Buying speakers ten or more years old a good idea?


Just wondering , if it is a loss of advances in speaker manufacture, or if to many problems arise to justify the large savings over younger or new speakers
acidfolk
I second vhiner. I have an 18 year old pair of thiel cs 3.6. I have used 4 different font end with them. Nad pre w/ Acurus a 250 amp, proceed pre and amp 2, classe ssp300 with ca 2200 and finally a classe cp800 with ct 300. IMO the classe is a better sonic match for the thiel which can be bright. With the upgrade of front end It has been hard to justify a speaker upgrade. They just sound very good not perfect but they do so much so well.
Hi, I have the JBL L7 speakers that I modded, they are from 1992, and sound wonderfull!, 5 degrees angled to the inside, 3 foot from rear and side walls, huge, focused soundstage that is revealing and very musical, cheers.
The L-R speakers that anchor my HT are Mirage M5si's, bought 17 years ago. I have no intention or reason to replace them. Ivan_nosnibor's post has some good advice I need to follow: redo the crossovers and top off the ferrofluid in the tweeters.

Crossovers: A few years ago I was using a 5-channel Adcom to biamp the Mirages and to power the center channel. I kept blowing a fuse, and an ohmmeter indicated that something was wonky with the individual halves of the crossover, while the full crossover presented a reasonably stable load. I went back to bi-wiring, but the blown fuses do point to a crossover problem.

Tweeters: When I run my pre/pro's automated speaker setup, the white noise indicates some differences among the four tweeters (they're bipolar) in the M5si's. While that may also point to the crossover problem, it may also be the ferrofluid (assuming my tweeters use it).
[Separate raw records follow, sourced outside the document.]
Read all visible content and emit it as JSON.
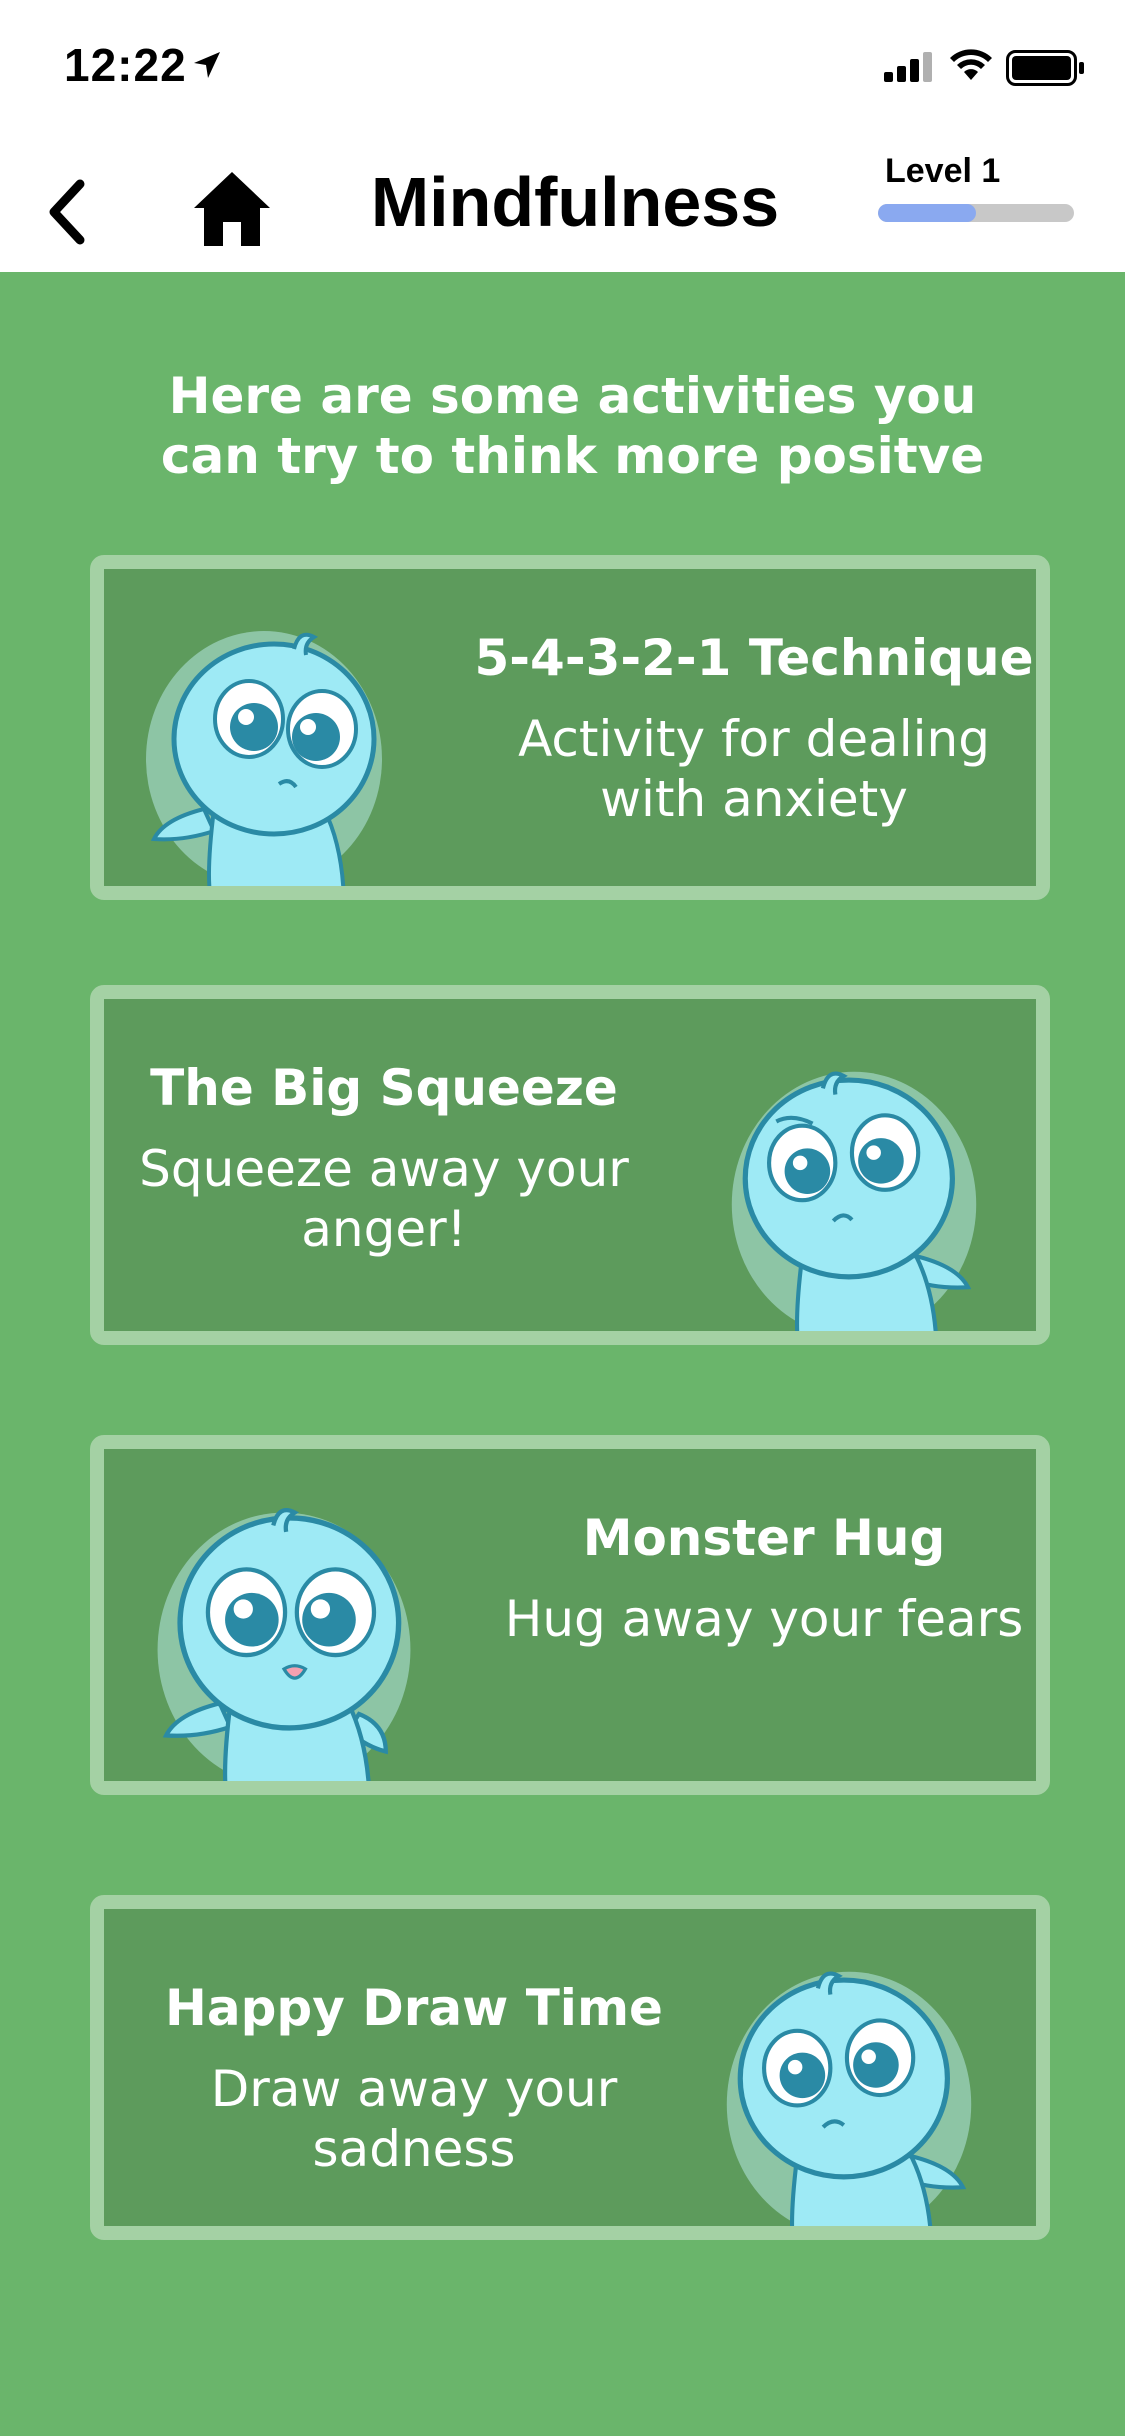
{
  "status": {
    "time": "12:22"
  },
  "nav": {
    "title": "Mindfulness",
    "level_label": "Level 1",
    "level_progress": 0.5
  },
  "intro": "Here are some activities you can try to think more positve",
  "activities": [
    {
      "title": "5-4-3-2-1 Technique",
      "description": "Activity for dealing with anxiety"
    },
    {
      "title": "The Big Squeeze",
      "description": "Squeeze away your anger!"
    },
    {
      "title": "Monster Hug",
      "description": "Hug away your fears"
    },
    {
      "title": "Happy Draw Time",
      "description": "Draw away your sadness"
    }
  ],
  "colors": {
    "background": "#6ab56b",
    "card": "#5d9b5c",
    "card_border": "#a4d1a4",
    "progress_fill": "#8aa9f0",
    "monster": "#a8f0f8"
  },
  "icons": {
    "back": "chevron-left-icon",
    "home": "home-icon",
    "location": "location-arrow-icon",
    "signal": "cellular-signal-icon",
    "wifi": "wifi-icon",
    "battery": "battery-icon"
  }
}
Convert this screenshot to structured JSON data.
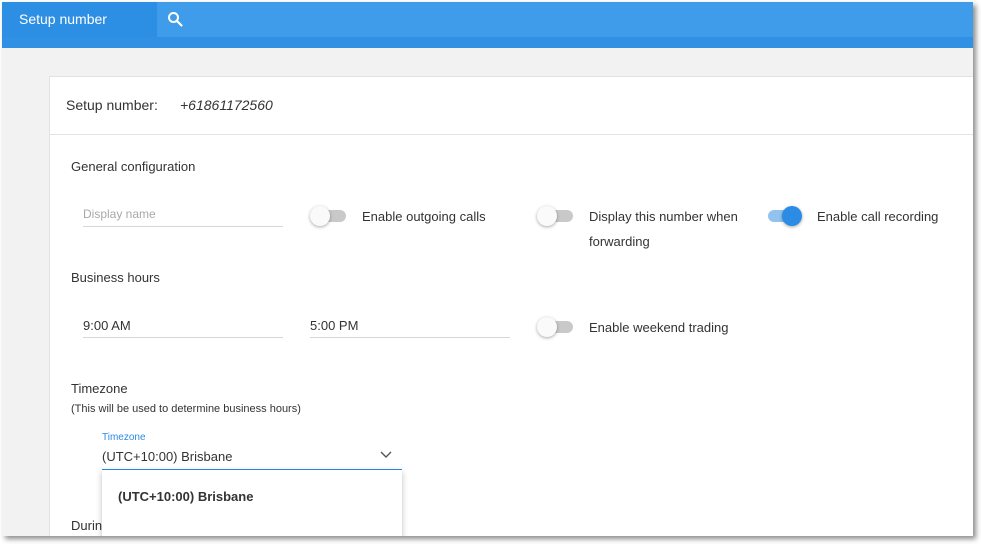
{
  "app": {
    "title": "Setup number"
  },
  "header": {
    "label": "Setup number:",
    "number": "+61861172560"
  },
  "general": {
    "title": "General configuration",
    "display_name_placeholder": "Display name",
    "toggles": [
      {
        "label": "Enable outgoing calls",
        "on": false
      },
      {
        "label_line1": "Display this number when",
        "label_line2": "forwarding",
        "on": false
      },
      {
        "label": "Enable call recording",
        "on": true
      }
    ]
  },
  "business_hours": {
    "title": "Business hours",
    "start": "9:00 AM",
    "end": "5:00 PM",
    "weekend_label": "Enable weekend trading",
    "weekend_on": false
  },
  "timezone": {
    "title": "Timezone",
    "note": "(This will be used to determine business hours)",
    "field_label": "Timezone",
    "value": "(UTC+10:00) Brisbane",
    "options": [
      "(UTC+10:00) Brisbane"
    ]
  },
  "next_section": {
    "title_partial": "Durin"
  },
  "colors": {
    "accent": "#2b8be5",
    "topbar": "#4aa2ea"
  }
}
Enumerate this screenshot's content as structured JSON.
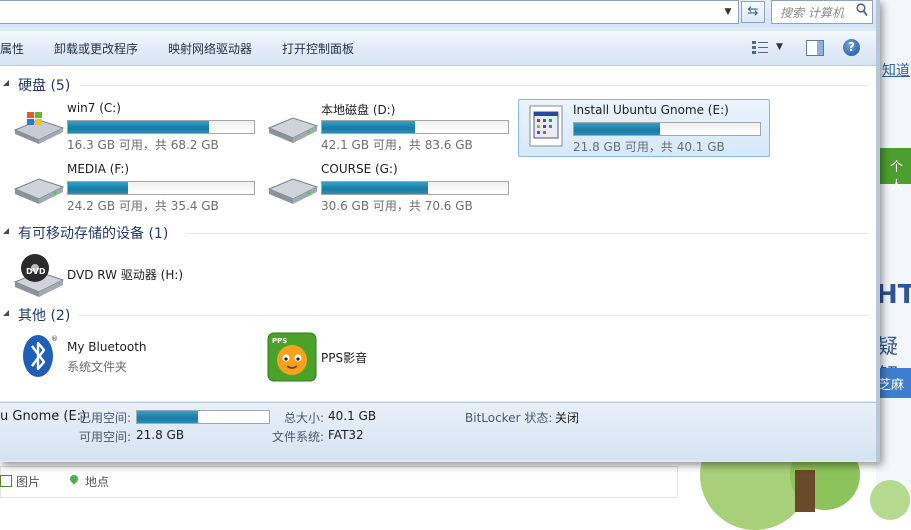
{
  "address": {
    "search_placeholder": "搜索 计算机"
  },
  "toolbar": {
    "items": [
      "属性",
      "卸载或更改程序",
      "映射网络驱动器",
      "打开控制面板"
    ]
  },
  "groups": {
    "hard_disks": {
      "title": "硬盘 (5)"
    },
    "removable": {
      "title": "有可移动存储的设备 (1)"
    },
    "other": {
      "title": "其他 (2)"
    }
  },
  "drives": [
    {
      "name": "win7 (C:)",
      "free": "16.3 GB 可用，共 68.2 GB",
      "used_fraction": 0.76,
      "icon": "windows-drive-icon"
    },
    {
      "name": "本地磁盘 (D:)",
      "free": "42.1 GB 可用，共 83.6 GB",
      "used_fraction": 0.5,
      "icon": "hard-drive-icon"
    },
    {
      "name": "Install Ubuntu Gnome (E:)",
      "free": "21.8 GB 可用，共 40.1 GB",
      "used_fraction": 0.46,
      "icon": "drive-app-icon",
      "selected": true
    },
    {
      "name": "MEDIA (F:)",
      "free": "24.2 GB 可用，共 35.4 GB",
      "used_fraction": 0.32,
      "icon": "hard-drive-icon"
    },
    {
      "name": "COURSE (G:)",
      "free": "30.6 GB 可用，共 70.6 GB",
      "used_fraction": 0.57,
      "icon": "hard-drive-icon"
    }
  ],
  "removable": [
    {
      "name": "DVD RW 驱动器 (H:)",
      "icon": "dvd-drive-icon"
    }
  ],
  "other": [
    {
      "name": "My Bluetooth",
      "sub": "系统文件夹",
      "icon": "bluetooth-icon"
    },
    {
      "name": "PPS影音",
      "icon": "pps-icon"
    }
  ],
  "details": {
    "title": "u Gnome (E:)",
    "used_label": "已用空间:",
    "used_fraction": 0.46,
    "free_label": "可用空间:",
    "free_value": "21.8 GB",
    "total_label": "总大小:",
    "total_value": "40.1 GB",
    "fs_label": "文件系统:",
    "fs_value": "FAT32",
    "bitlocker_label": "BitLocker 状态:",
    "bitlocker_value": "关闭"
  },
  "background": {
    "link": "知道",
    "green_btn": "个人",
    "big1": "HT",
    "big2": "疑解",
    "blue_btn": "芝麻",
    "pic_label": "图片",
    "place_label": "地点"
  }
}
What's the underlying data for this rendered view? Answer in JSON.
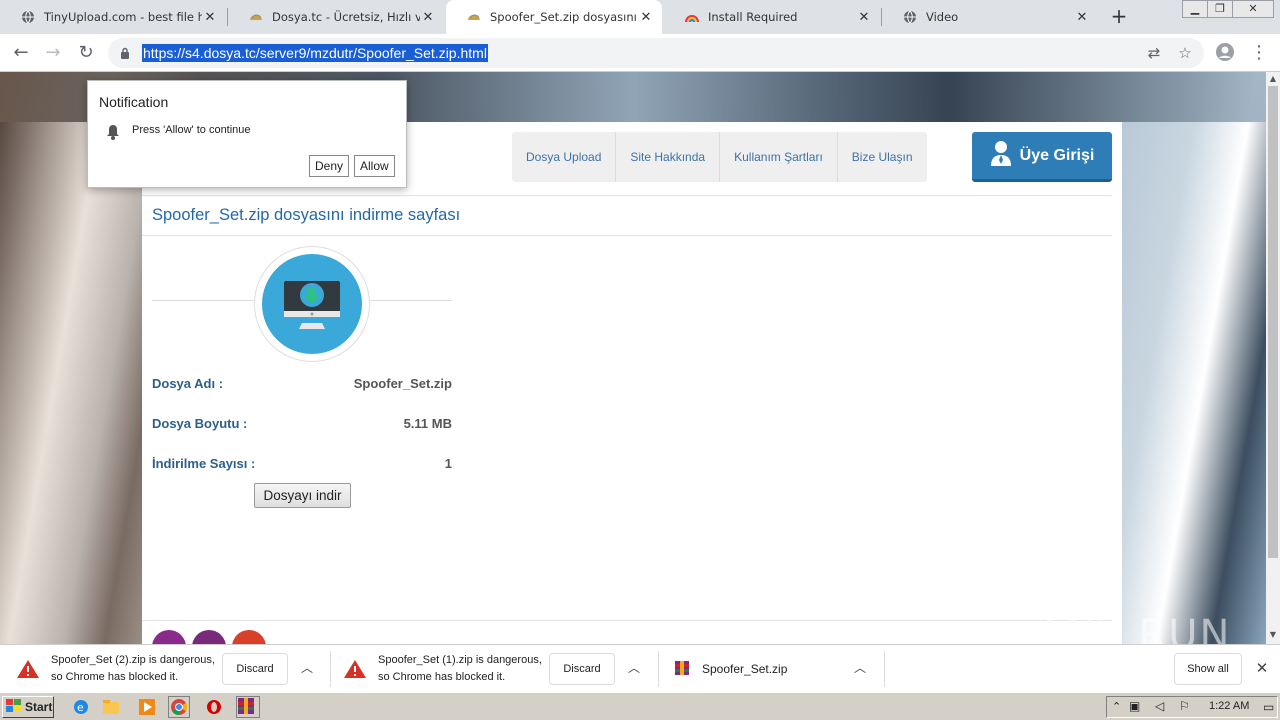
{
  "tabs": [
    {
      "title": "TinyUpload.com - best file hosting",
      "icon": "globe-icon"
    },
    {
      "title": "Dosya.tc - Ücretsiz, Hızlı ve Kolay",
      "icon": "dosya-icon"
    },
    {
      "title": "Spoofer_Set.zip dosyasını indirme",
      "icon": "dosya-icon"
    },
    {
      "title": "Install Required",
      "icon": "rainbow-icon"
    },
    {
      "title": "Video",
      "icon": "globe-icon"
    }
  ],
  "active_tab_index": 2,
  "address_bar": {
    "url": "https://s4.dosya.tc/server9/mzdutr/Spoofer_Set.zip.html"
  },
  "notification": {
    "title": "Notification",
    "message": "Press 'Allow' to continue",
    "deny_label": "Deny",
    "allow_label": "Allow"
  },
  "site": {
    "nav": [
      "Dosya Upload",
      "Site Hakkında",
      "Kullanım Şartları",
      "Bize Ulaşın"
    ],
    "login_label": "Üye Girişi",
    "page_title": "Spoofer_Set.zip dosyasını indirme sayfası",
    "file_info": [
      {
        "key": "Dosya Adı :",
        "value": "Spoofer_Set.zip"
      },
      {
        "key": "Dosya Boyutu :",
        "value": "5.11 MB"
      },
      {
        "key": "İndirilme Sayısı :",
        "value": "1"
      }
    ],
    "download_button": "Dosyayı indir"
  },
  "downloads": [
    {
      "line1": "Spoofer_Set (2).zip is dangerous,",
      "line2": "so Chrome has blocked it.",
      "action": "Discard",
      "icon": "warning-icon"
    },
    {
      "line1": "Spoofer_Set (1).zip is dangerous,",
      "line2": "so Chrome has blocked it.",
      "action": "Discard",
      "icon": "warning-icon"
    },
    {
      "filename": "Spoofer_Set.zip",
      "icon": "winrar-icon"
    }
  ],
  "show_all_label": "Show all",
  "taskbar": {
    "start_label": "Start",
    "clock": "1:22 AM"
  },
  "watermark": "ANY RUN",
  "colors": {
    "accent": "#2f7db6",
    "title": "#2568a8",
    "selection": "#1a5ed6",
    "download_circle": "#3aa8d8"
  }
}
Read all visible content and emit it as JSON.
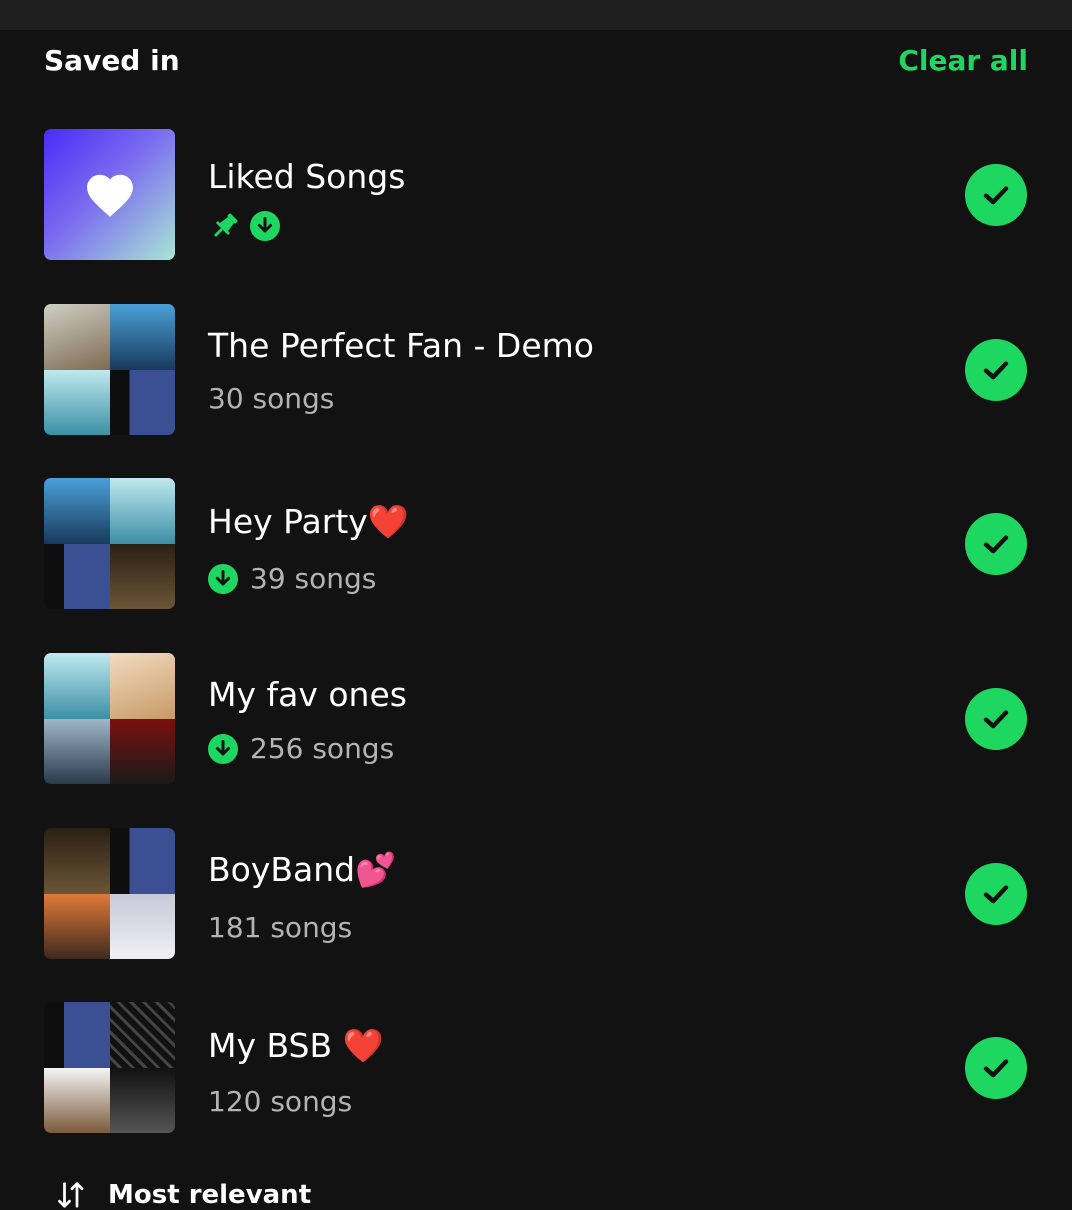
{
  "header": {
    "title": "Saved in",
    "clear_all": "Clear all"
  },
  "colors": {
    "accent": "#1ed760",
    "background": "#121212",
    "secondary_text": "#b3b3b3"
  },
  "playlists": [
    {
      "name": "Liked Songs",
      "meta": "",
      "pinned": true,
      "downloaded": true,
      "checked": true
    },
    {
      "name": "The Perfect Fan - Demo",
      "meta": "30 songs",
      "pinned": false,
      "downloaded": false,
      "checked": true
    },
    {
      "name": "Hey Party❤️",
      "meta": "39 songs",
      "pinned": false,
      "downloaded": true,
      "checked": true
    },
    {
      "name": "My fav ones",
      "meta": "256 songs",
      "pinned": false,
      "downloaded": true,
      "checked": true
    },
    {
      "name": "BoyBand💕",
      "meta": "181 songs",
      "pinned": false,
      "downloaded": false,
      "checked": true
    },
    {
      "name": "My BSB ❤️",
      "meta": "120 songs",
      "pinned": false,
      "downloaded": false,
      "checked": true
    }
  ],
  "sort": {
    "label": "Most relevant",
    "icon": "sort-arrows-icon"
  }
}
So anyway, I am overdue to take those in for some maintenance, after which I will REALLY have no reason to replace them.
mine are almost 20 years old. i purchased them $1100 and so far replaced one woofer $450, but it was my fault for cueing needle onto record, but forgetting to mute preamp :-). this plus the age of speaker played the bad part.

i'm still a happy camper because for the modern speakers of the same class i'd had to be within 5 figures minimum.
makes sense eveneven if you have to service them. just make sure that parts are available. buy ones with existing service.

vintages such as ohm, aerial, klipsch, jbl, tannoy, alon, vandersteen, snell are not any worse than modern ones at the fraction of price.

you may also optionally want to replace damping material if the one is being used with fresh one and properly tighten up bolts for each speaker driver onto the cabinette. clean the terminals with deoxidising solution and perhaps reapply fresh solder onto the crossover parts and driver connections as these are directly exposed to vibration and within the time become dry cracked and cold.
Earlier this year I pulled a pair of Sound Dynamics 300ti's from around the mid 1990s that had been stored (boxed) since 2001, part of that in a garage that got down as low as 36F in winter, and they sounded quite good, pretty much as I remembered them. Surprised me.